Pour les plats principaux, ce n’est pas très varié, par contre : kebab aux oignons confits (très gras), légumes farcies avec beaucoup de sauce, chashlik (brochettes en BBQ), pelmenis (raviolis à la viande et au fromage), palov osh (riz cuit avec du bœuf, des carottes, des oignons et épices), galette de viande hachée enroulée dans une omelette et fourrée aux champignons.

Pour les desserts, beaucoup de torta (gâteaux) russes, mille-feuille, fruits, tarte à la pâte brisée feuilletée fourrée aux fruits secs et aux noix.

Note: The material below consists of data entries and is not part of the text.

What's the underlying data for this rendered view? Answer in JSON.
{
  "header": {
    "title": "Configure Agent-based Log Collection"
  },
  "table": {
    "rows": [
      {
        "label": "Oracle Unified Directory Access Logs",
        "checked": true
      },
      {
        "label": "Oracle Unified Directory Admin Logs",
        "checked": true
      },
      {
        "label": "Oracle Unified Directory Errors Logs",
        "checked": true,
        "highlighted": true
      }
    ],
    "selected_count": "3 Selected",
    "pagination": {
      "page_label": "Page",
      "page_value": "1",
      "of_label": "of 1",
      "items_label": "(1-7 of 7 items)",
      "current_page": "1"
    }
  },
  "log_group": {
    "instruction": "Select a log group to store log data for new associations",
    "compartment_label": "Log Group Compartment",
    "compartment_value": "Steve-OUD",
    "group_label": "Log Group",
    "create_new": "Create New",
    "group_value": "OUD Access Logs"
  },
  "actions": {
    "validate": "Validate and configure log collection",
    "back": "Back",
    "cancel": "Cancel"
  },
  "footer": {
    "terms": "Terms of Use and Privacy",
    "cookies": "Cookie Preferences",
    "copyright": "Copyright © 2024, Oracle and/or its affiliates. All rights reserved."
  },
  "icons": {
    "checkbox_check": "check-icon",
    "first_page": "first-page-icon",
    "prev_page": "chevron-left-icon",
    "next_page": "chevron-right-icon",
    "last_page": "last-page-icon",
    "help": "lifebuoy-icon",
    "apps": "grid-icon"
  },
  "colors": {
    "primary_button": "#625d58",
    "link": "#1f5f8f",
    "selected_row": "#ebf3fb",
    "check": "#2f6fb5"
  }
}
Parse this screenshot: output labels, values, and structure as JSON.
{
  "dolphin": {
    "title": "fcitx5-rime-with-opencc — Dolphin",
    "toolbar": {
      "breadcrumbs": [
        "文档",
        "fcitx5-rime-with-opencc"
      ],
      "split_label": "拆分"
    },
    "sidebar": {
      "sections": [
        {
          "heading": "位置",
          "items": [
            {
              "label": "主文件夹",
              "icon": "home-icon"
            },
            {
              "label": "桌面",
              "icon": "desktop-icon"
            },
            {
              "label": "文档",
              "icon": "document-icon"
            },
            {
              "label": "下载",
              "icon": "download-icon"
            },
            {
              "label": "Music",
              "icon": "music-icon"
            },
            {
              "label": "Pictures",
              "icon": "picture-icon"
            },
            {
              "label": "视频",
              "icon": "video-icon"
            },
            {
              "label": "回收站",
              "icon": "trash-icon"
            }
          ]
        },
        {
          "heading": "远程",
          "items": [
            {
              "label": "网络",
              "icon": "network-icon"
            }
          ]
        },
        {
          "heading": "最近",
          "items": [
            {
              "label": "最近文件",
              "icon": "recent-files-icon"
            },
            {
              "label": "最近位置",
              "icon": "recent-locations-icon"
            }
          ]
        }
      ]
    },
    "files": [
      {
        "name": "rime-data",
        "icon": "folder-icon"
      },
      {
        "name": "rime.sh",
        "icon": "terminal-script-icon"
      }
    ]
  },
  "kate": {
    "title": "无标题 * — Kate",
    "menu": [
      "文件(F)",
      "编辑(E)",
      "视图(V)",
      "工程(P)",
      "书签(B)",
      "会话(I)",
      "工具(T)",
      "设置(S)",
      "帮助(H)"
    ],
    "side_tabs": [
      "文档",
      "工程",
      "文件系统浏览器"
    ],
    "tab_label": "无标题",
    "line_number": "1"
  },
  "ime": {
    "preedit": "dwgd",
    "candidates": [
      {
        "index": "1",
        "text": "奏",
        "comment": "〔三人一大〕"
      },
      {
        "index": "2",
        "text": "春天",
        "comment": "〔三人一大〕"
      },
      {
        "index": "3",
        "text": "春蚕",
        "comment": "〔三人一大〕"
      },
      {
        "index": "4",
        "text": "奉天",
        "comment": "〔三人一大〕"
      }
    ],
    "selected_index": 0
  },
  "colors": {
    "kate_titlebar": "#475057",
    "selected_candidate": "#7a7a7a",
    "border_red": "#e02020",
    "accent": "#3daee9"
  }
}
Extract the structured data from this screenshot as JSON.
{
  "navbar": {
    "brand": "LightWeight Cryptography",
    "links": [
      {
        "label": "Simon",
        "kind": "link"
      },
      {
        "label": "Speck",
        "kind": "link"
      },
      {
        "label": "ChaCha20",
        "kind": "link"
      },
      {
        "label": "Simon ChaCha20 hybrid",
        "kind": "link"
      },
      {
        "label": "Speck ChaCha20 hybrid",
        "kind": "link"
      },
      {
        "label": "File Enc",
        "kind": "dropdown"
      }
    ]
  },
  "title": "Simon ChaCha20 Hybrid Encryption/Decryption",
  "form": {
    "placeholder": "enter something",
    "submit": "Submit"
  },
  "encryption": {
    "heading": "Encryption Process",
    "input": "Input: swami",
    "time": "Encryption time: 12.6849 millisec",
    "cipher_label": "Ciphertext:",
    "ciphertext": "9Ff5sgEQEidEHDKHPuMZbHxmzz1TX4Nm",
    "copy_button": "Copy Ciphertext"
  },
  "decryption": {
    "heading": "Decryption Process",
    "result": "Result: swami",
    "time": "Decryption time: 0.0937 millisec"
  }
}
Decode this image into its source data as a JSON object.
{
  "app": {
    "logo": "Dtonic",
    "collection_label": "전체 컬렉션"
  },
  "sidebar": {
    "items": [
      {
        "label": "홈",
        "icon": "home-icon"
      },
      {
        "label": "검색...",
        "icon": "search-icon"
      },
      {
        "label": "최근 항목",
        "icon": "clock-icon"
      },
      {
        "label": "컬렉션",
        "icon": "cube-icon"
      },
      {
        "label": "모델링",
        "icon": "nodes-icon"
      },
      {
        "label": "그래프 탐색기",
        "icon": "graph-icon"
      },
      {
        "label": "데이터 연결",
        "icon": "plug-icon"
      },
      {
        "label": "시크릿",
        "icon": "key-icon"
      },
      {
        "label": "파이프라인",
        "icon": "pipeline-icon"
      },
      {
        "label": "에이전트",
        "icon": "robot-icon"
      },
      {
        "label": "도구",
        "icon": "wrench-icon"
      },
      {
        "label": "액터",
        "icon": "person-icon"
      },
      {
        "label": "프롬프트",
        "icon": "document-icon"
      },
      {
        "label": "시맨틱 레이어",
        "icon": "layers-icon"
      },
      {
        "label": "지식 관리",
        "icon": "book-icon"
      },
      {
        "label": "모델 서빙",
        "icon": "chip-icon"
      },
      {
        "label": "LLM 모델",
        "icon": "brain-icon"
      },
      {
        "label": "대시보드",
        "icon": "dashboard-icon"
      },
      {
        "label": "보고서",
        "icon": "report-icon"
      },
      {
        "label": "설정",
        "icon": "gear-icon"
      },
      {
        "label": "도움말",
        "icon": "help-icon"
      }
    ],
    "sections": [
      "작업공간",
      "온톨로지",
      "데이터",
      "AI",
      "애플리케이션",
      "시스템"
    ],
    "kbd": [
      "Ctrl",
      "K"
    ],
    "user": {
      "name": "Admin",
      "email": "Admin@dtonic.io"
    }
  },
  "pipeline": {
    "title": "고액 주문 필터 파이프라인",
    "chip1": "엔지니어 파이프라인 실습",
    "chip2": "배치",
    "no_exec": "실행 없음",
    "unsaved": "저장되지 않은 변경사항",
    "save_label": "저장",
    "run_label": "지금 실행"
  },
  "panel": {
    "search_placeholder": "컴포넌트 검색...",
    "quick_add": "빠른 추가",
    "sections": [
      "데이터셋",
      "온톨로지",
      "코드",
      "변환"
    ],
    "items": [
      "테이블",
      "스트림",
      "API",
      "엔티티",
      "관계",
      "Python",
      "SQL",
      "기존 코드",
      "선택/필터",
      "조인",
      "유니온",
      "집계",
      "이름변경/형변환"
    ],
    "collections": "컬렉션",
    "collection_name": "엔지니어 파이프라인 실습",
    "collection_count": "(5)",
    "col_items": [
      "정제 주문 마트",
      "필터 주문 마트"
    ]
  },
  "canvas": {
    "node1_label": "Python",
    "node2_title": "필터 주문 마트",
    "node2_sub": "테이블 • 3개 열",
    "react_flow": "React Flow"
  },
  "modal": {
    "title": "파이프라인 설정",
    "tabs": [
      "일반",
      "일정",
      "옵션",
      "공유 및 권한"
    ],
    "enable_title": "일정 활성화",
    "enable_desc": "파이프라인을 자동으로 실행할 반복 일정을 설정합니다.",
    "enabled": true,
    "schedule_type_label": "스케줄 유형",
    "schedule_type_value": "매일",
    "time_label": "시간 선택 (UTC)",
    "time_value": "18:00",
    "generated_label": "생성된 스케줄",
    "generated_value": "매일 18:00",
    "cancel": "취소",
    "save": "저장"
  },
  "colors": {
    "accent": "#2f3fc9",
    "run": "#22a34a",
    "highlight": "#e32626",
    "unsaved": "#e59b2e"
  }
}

Bref, on y mange bien, mais c’est peut être aussi problématique en pension-complète car on prend très vite du poids après une semaine de circuit. Les tables sont toujours très bien dressées, la nourriture très abondante. Toutefois, la demi-pension (dîner) serait bien à conseiller car les restaurants ne sont pas encore très développés et présents, il peut être un peu compliqué (pour les voyageurs douillets et peu débrouillards) de trouver des endroits pour le dîner.

L’Islam

Le premier voyage en Ouzbékistan est pour moi l’occasion (une première) pour apprendre sur l’Islam de l’Asie Centrale et l’Islam en générale par son architecture, et je pense que l’apprentissage par ce moyen reste un des plus agréables. Il s’agit d’un Islam modéré et adapté aux traditions locales. Quelques exemples : ici on boit du thé blanc (la vodka) et mange du mouton blanc (cochon), on fait le mariage même pendant le ramadan (c’est-à-dire festin sans aucune restriction), on fait l’idolâtrie aux mausolées des prophètes et des anciens, on fait des prières puis les offrandes au service rendu (vœux exaucés) au lutin de la mosquée Bibi Khanim à Samarkand… Les Ouzbeks en général approuvent les actions de leur président Narimov pour avoir voulu maintenir cet Islam dans leur pays, parfois au prix des répressions sévères.